Unfriended (2015)


A technological fright fest, this found footage horror employs the technique of laptop shot shocks to create a supernatural and modern twist on the slasher-esque genre. Just from seeing the trailer I was up for this film and seeing the concept play out in full doesn’t disappoint, it has some problems but it’s a neat entry into a new arena of movie making.

One year after Laura Barns’ suicide, we see Blaire (Shelley Hennig) and her boyfriend Mitch (Moses Jacob Storm) discuss prom and their relationship over Skype, before they’re joined by their friends and some blank caller whose profile won’t budge. As they deteriorate in secrets and terror, it becomes clear that a video leading to Laura’s suicide is driving this video chat intruder to pick the mates off one by one until they found out who posted the material online.
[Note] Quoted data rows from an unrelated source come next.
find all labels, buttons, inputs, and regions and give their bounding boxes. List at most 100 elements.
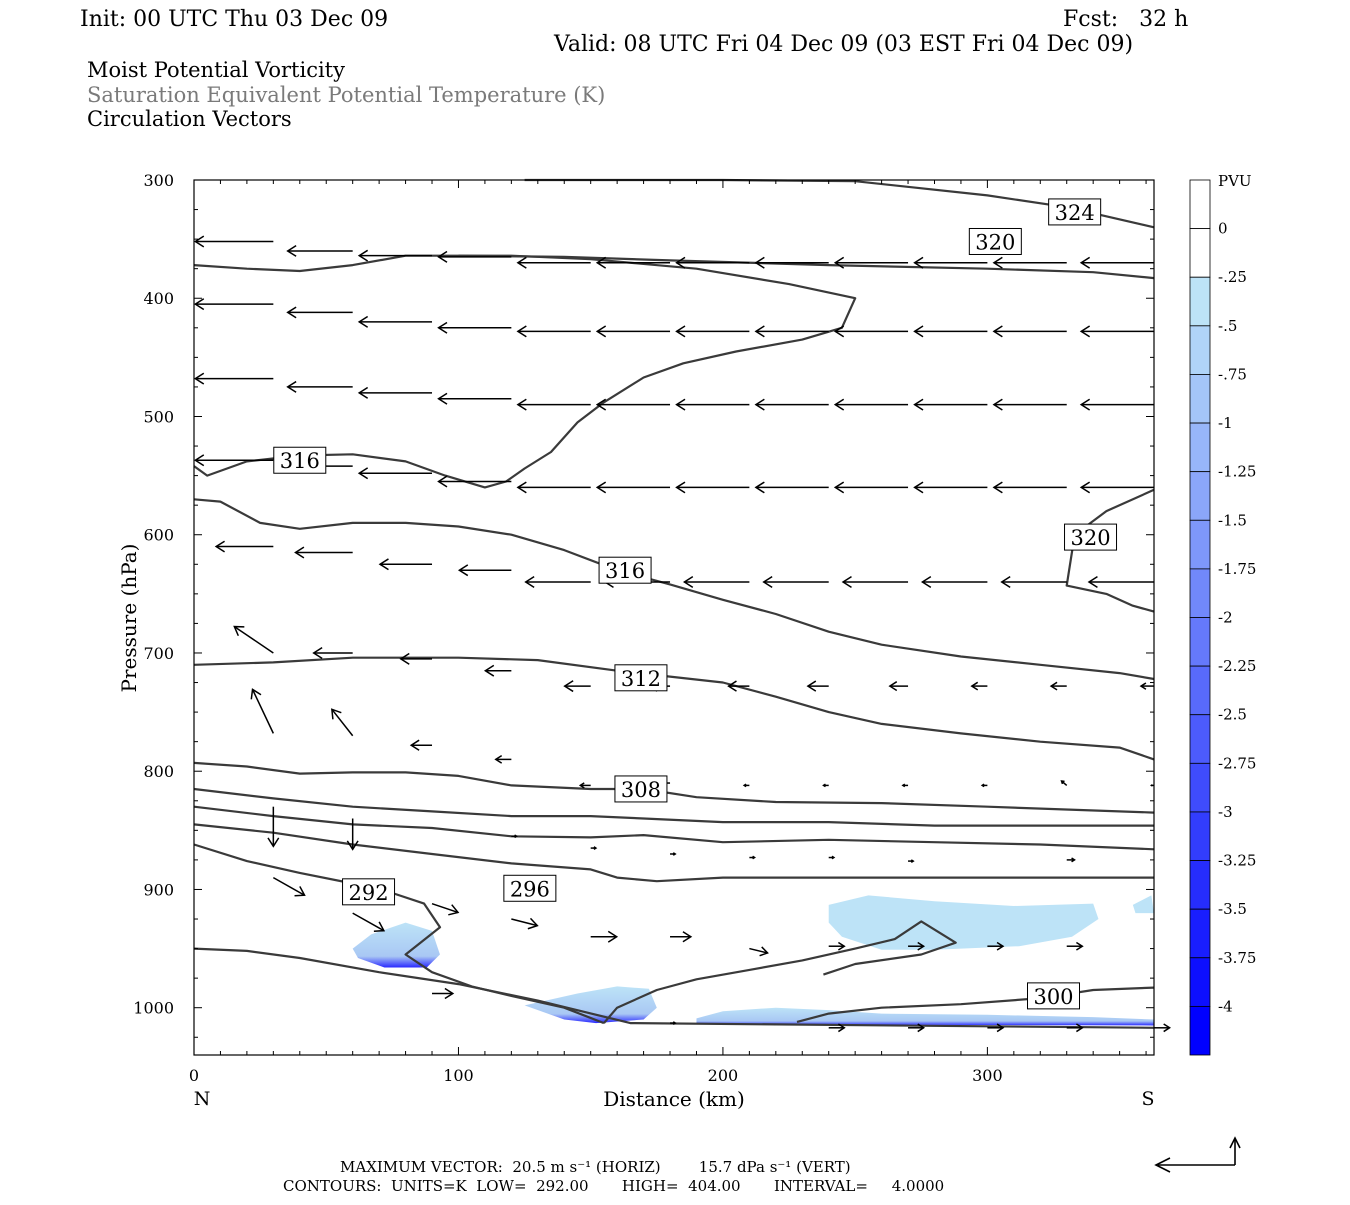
vector-head: [1087, 576, 1098, 589]
vector-head: [675, 398, 686, 411]
vector-head: [399, 652, 410, 665]
vector-head: [250, 688, 262, 700]
circulation-vector: [267, 806, 280, 848]
circulation-vector: [992, 481, 1067, 494]
y-tick-label: 600: [143, 526, 174, 545]
plot-area: 324 320 316 316 320 312 308 296 292 300: [193, 178, 1171, 1033]
circulation-vector: [841, 576, 909, 589]
colorbar-bin: [1189, 276, 1211, 327]
pv-shaded-region: [828, 895, 1099, 950]
circulation-vector: [970, 681, 988, 691]
circulation-vector: [595, 256, 671, 269]
colorbar-bin: [1189, 228, 1211, 278]
contour-label-box: [342, 878, 396, 906]
vector-head: [841, 576, 852, 589]
x-end-label-south: S: [1141, 1088, 1154, 1110]
colorbar-label: 0: [1218, 220, 1228, 238]
circulation-vector: [754, 398, 829, 411]
circulation-vector: [762, 576, 829, 589]
circulation-vector: [595, 481, 671, 494]
vector-head: [742, 783, 747, 788]
colorbar-label: -.5: [1218, 317, 1237, 335]
circulation-vector: [980, 783, 988, 788]
vector-shaft: [431, 902, 459, 914]
colorbar-label: -2.5: [1218, 706, 1247, 724]
theta-e-contour-300: [796, 986, 1155, 1023]
contour-label-box: [503, 874, 557, 902]
vector-head: [920, 576, 932, 589]
vector-head: [286, 380, 297, 393]
vector-head: [357, 249, 369, 262]
vector-head: [675, 325, 686, 338]
vector-head: [672, 1021, 677, 1025]
vector-head: [516, 256, 527, 269]
colorbar-bin: [1189, 179, 1211, 230]
circulation-vector: [432, 987, 455, 1000]
circulation-vector: [437, 250, 512, 263]
circulation-vector: [516, 325, 591, 338]
vector-head: [563, 680, 574, 693]
colorbar-label: -.25: [1218, 268, 1247, 286]
y-tick-label: 300: [143, 171, 174, 190]
circulation-vector: [214, 540, 274, 553]
circulation-vector: [511, 917, 539, 930]
circulation-vector: [913, 398, 988, 411]
vector-head: [593, 846, 598, 850]
x-tick-label: 300: [972, 1066, 1003, 1085]
vector-head: [754, 325, 765, 338]
vector-shaft: [749, 947, 768, 954]
circulation-vector: [331, 708, 354, 737]
vector-shaft: [251, 689, 275, 734]
x-axis-title: Distance (km): [603, 1087, 745, 1111]
circulation-vector: [437, 475, 512, 488]
vector-head: [754, 256, 765, 269]
circulation-vector: [908, 859, 915, 863]
theta-e-contour-300: [603, 920, 957, 1024]
circulation-vector: [913, 256, 988, 269]
vector-shaft: [331, 708, 354, 737]
circulation-vector: [754, 325, 829, 338]
y-tick-label: 800: [143, 762, 174, 781]
circulation-vector: [992, 398, 1067, 411]
circulation-vector: [992, 256, 1067, 269]
vector-head: [514, 834, 518, 839]
circulation-vector: [437, 392, 512, 405]
circulation-vector: [193, 454, 274, 467]
colorbar-label: -4: [1218, 997, 1233, 1015]
circulation-vector: [352, 912, 386, 932]
colorbar-bin: [1189, 908, 1211, 959]
circulation-vector: [590, 846, 598, 850]
contour-label: 308: [621, 778, 661, 802]
circulation-vector: [250, 688, 275, 734]
vector-head: [996, 1023, 1005, 1033]
vector-head: [444, 987, 455, 1000]
contour-label-box: [1064, 523, 1118, 551]
circulation-vector: [987, 941, 1005, 951]
circulation-vector: [357, 467, 433, 480]
circulation-vector: [675, 256, 750, 269]
vector-head: [346, 840, 359, 851]
vector-head: [917, 1023, 926, 1033]
vector-head: [992, 256, 1003, 269]
circulation-vector: [806, 680, 829, 692]
contour-label: 300: [1033, 985, 1073, 1009]
circulation-vector: [828, 855, 836, 860]
theta-e-contour-300: [193, 805, 1155, 851]
vector-head: [1163, 1023, 1171, 1033]
vector-shaft: [352, 912, 385, 932]
vector-head: [1060, 780, 1065, 785]
vector-head: [193, 298, 205, 311]
circulation-vector: [286, 244, 353, 257]
circulation-vector: [378, 558, 433, 571]
vector-head: [833, 481, 845, 494]
field-title-3: Circulation Vectors: [87, 107, 292, 131]
vector-head: [286, 306, 297, 319]
circulation-vector: [992, 325, 1067, 338]
circulation-vector: [1000, 576, 1067, 589]
circulation-vector: [742, 783, 750, 788]
circulation-vector: [431, 902, 460, 916]
vector-head: [762, 576, 773, 589]
vector-head: [1149, 784, 1153, 787]
circulation-vector: [828, 1023, 846, 1033]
Expanding on found footage tropes, once exciting in the early era for ‘The Blair Witch Project’ and then stale in the endless runs of ‘Paranormal Activities’, this movie strides in the former, utilising on the world’s love of social media and technology to tell this story. It happens in real time which is cool, from the beginning to the end we stay with Blaire’s views on it all and hopping from Skype to Facebook and Youtube this movie encapsulates the way people connect nowadays and squeezes it with a deathly frightening edge.

It truly feels like you sitting in on this 83 minute long conversation and twisted game. Voyeurism is pushed to the max as we see not only these friends interact but watch the videos of Laura that leads to her account stalking them all. It’s certainly no Modern Family ‘Connection Lost’ episode, the joys of Mac surfing are tested to extremities as their video call is terrorized by a nasty evil anonymous figure. Levan Gabriadze makes this film flow and though it’s a stretched gimmick it suits the plot really well.
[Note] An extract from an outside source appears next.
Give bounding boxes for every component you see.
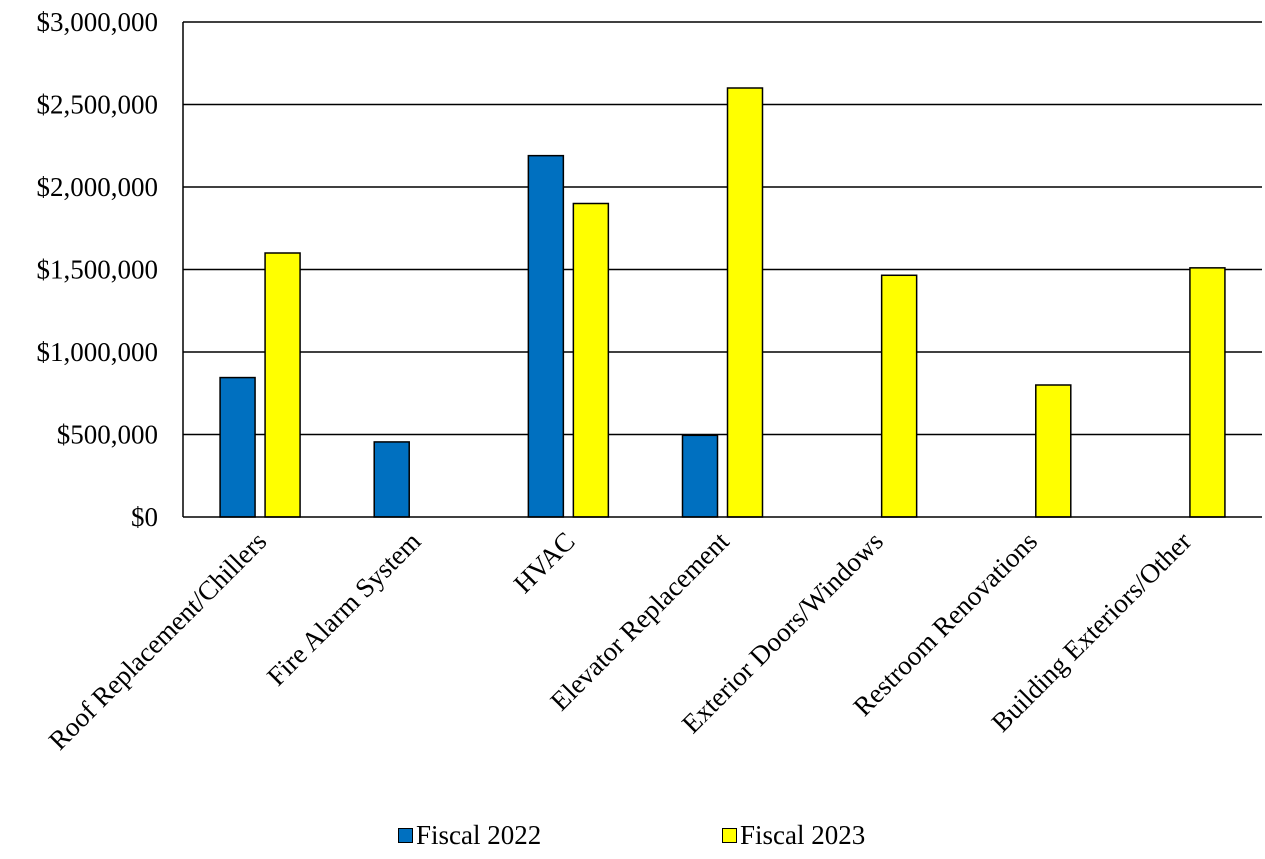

There are a slight few stumbling blocks, such as the often quiet friends who say nothing while Blaire’s off surfing pages of the web, the deaths that do eventually come are in my opinion quite silly not scary, like seeing Final Destination offings ‘blend’ into this film. It does also seem to take a while to get to anything special, the initial introduction of the friends is good and it lets you get comfortable with the internet based visuals but after a while it drags before it excites once more. Also the ending, however abrupt and ghostly was weak, seeing a comeuppance and letting someone pay with life would have been a better choice.

Little flourishes of the sound effects to background links and sidebar imagery helps this film in getting you to go for repeating viewings. It’s not overly scary, it’s another typical feature with jump scare tactics but gladly it doesn’t just rely on them and builds up a substantial amount of tension in a clever Never Have I Ever game which heats things up massively. Another positive aside from tensions and flourishes, is the cheeky comedy wink it has for audiences in the Chatroulette section and the Spotify soundtrack that alludes funnily to what’s happening.
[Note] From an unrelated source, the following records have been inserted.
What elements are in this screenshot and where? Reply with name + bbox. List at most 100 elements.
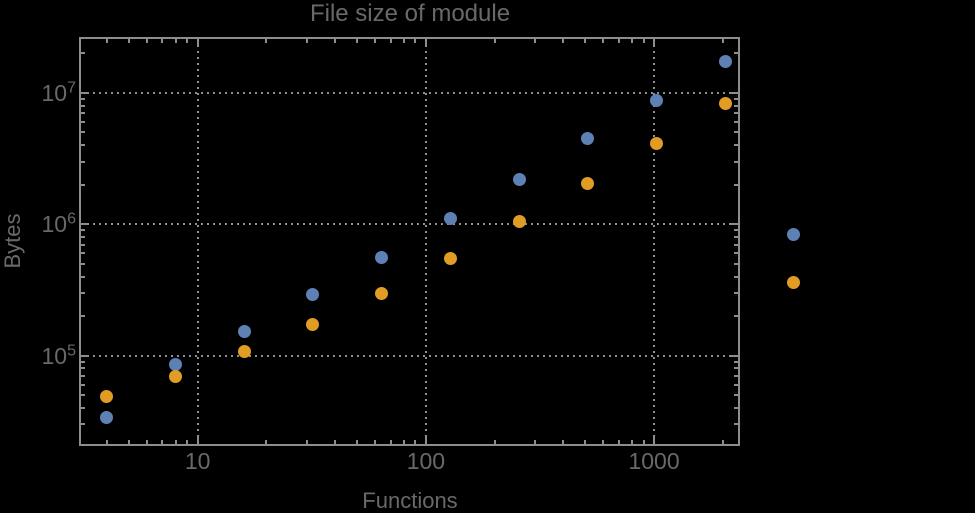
y-tick-mark (734, 394, 738, 397)
x-tick-mark (389, 39, 392, 43)
y-tick-mark (734, 375, 738, 378)
plot-frame (79, 37, 740, 446)
y-tick-mark (81, 394, 85, 397)
chart-title: File size of module (309, 0, 511, 27)
x-tick-mark (414, 39, 417, 43)
y-tick-label: 106 (41, 210, 77, 238)
y-tick-mark (81, 91, 88, 94)
y-tick-mark (734, 262, 738, 265)
data-point-orange (581, 177, 595, 191)
x-tick-mark (642, 440, 645, 444)
x-tick-mark (584, 39, 587, 43)
data-point-orange (169, 369, 183, 383)
data-point-blue (649, 94, 663, 108)
x-gridline (196, 39, 199, 444)
y-tick-mark (734, 252, 738, 255)
x-tick-mark (630, 440, 633, 444)
data-point-orange (787, 276, 801, 290)
y-tick-mark (81, 252, 85, 255)
y-tick-mark (734, 315, 738, 318)
y-tick-mark (734, 97, 738, 100)
data-point-blue (787, 227, 801, 241)
data-point-blue (443, 212, 457, 226)
x-tick-mark (642, 39, 645, 43)
x-tick-mark (356, 440, 359, 444)
x-tick-mark (146, 440, 149, 444)
y-tick-mark (734, 121, 738, 124)
y-tick-mark (734, 160, 738, 163)
x-tick-mark (602, 440, 605, 444)
x-tick-mark (265, 39, 268, 43)
x-tick-mark (402, 39, 405, 43)
data-point-orange (718, 97, 732, 111)
y-tick-mark (81, 407, 85, 410)
y-tick-mark (81, 315, 85, 318)
x-tick-mark (334, 39, 337, 43)
x-tick-mark (653, 39, 656, 46)
y-tick-mark (734, 112, 738, 115)
y-tick-mark (81, 223, 88, 226)
x-tick-mark (196, 437, 199, 444)
x-tick-mark (402, 440, 405, 444)
x-tick-mark (105, 440, 108, 444)
x-tick-mark (584, 440, 587, 444)
y-tick-mark (81, 243, 85, 246)
y-gridline (81, 223, 738, 226)
y-tick-mark (731, 223, 738, 226)
y-axis-label: Bytes (0, 213, 25, 269)
y-tick-mark (734, 243, 738, 246)
y-tick-mark (81, 236, 85, 239)
data-point-orange (100, 389, 114, 403)
y-tick-mark (81, 360, 85, 363)
y-tick-mark (81, 354, 88, 357)
y-tick-mark (731, 354, 738, 357)
y-tick-label: 105 (41, 342, 77, 369)
x-tick-mark (424, 39, 427, 46)
y-tick-mark (81, 121, 85, 124)
data-point-orange (512, 215, 526, 229)
x-tick-mark (161, 39, 164, 43)
x-tick-mark (174, 39, 177, 43)
x-tick-mark (653, 437, 656, 444)
x-tick-mark (161, 440, 164, 444)
x-tick-mark (305, 39, 308, 43)
x-tick-mark (174, 440, 177, 444)
y-tick-mark (81, 275, 85, 278)
data-point-orange (237, 345, 251, 359)
x-tick-mark (374, 39, 377, 43)
y-tick-mark (81, 52, 85, 55)
y-tick-mark (734, 423, 738, 426)
x-tick-mark (493, 440, 496, 444)
x-tick-mark (602, 39, 605, 43)
y-tick-mark (734, 229, 738, 232)
x-tick-mark (128, 440, 130, 444)
y-tick-mark (734, 183, 738, 186)
y-tick-mark (734, 360, 738, 363)
y-tick-mark (734, 144, 738, 147)
x-tick-label: 1000 (628, 448, 680, 474)
y-tick-mark (734, 292, 738, 295)
data-point-blue (237, 325, 251, 339)
y-tick-mark (734, 104, 738, 107)
x-tick-mark (374, 440, 377, 444)
y-tick-mark (81, 423, 85, 426)
x-tick-mark (721, 39, 724, 43)
data-point-blue (718, 55, 732, 69)
y-tick-mark (734, 275, 738, 278)
x-tick-mark (186, 39, 189, 43)
y-tick-mark (81, 144, 85, 147)
y-tick-mark (731, 91, 738, 94)
x-tick-mark (265, 440, 268, 444)
x-tick-mark (105, 39, 108, 43)
y-tick-mark (81, 97, 85, 100)
x-tick-mark (334, 440, 337, 444)
data-point-blue (512, 173, 526, 187)
y-tick-mark (734, 236, 738, 239)
data-point-blue (100, 410, 114, 424)
x-tick-mark (721, 440, 724, 444)
x-tick-mark (414, 440, 417, 444)
x-tick-mark (562, 440, 565, 444)
y-tick-mark (81, 367, 85, 370)
y-tick-mark (81, 104, 85, 107)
Hennig leads the cast well and delivers the needed scream queen credentials as the quite likable Blaire (nice allusion to the late 90’s Blair Witching footage horror). Jacob Storm doesn’t grow much apart from seeming like the all American boyfriend to rely on for a lot of the movie. Aside from the tech-smart and humorous Ken (Jacob Wysocki) the other friends in the conversation are paper thin and serve as mere bodies for the plot. The creepy white silhouette of billie227 will serve as one great horror killer for a long time.

Submerged in social media, this horror might not be fantastic but it’s certainly tense, dark and an interesting concept that works. You might not look at your computer in the same way again.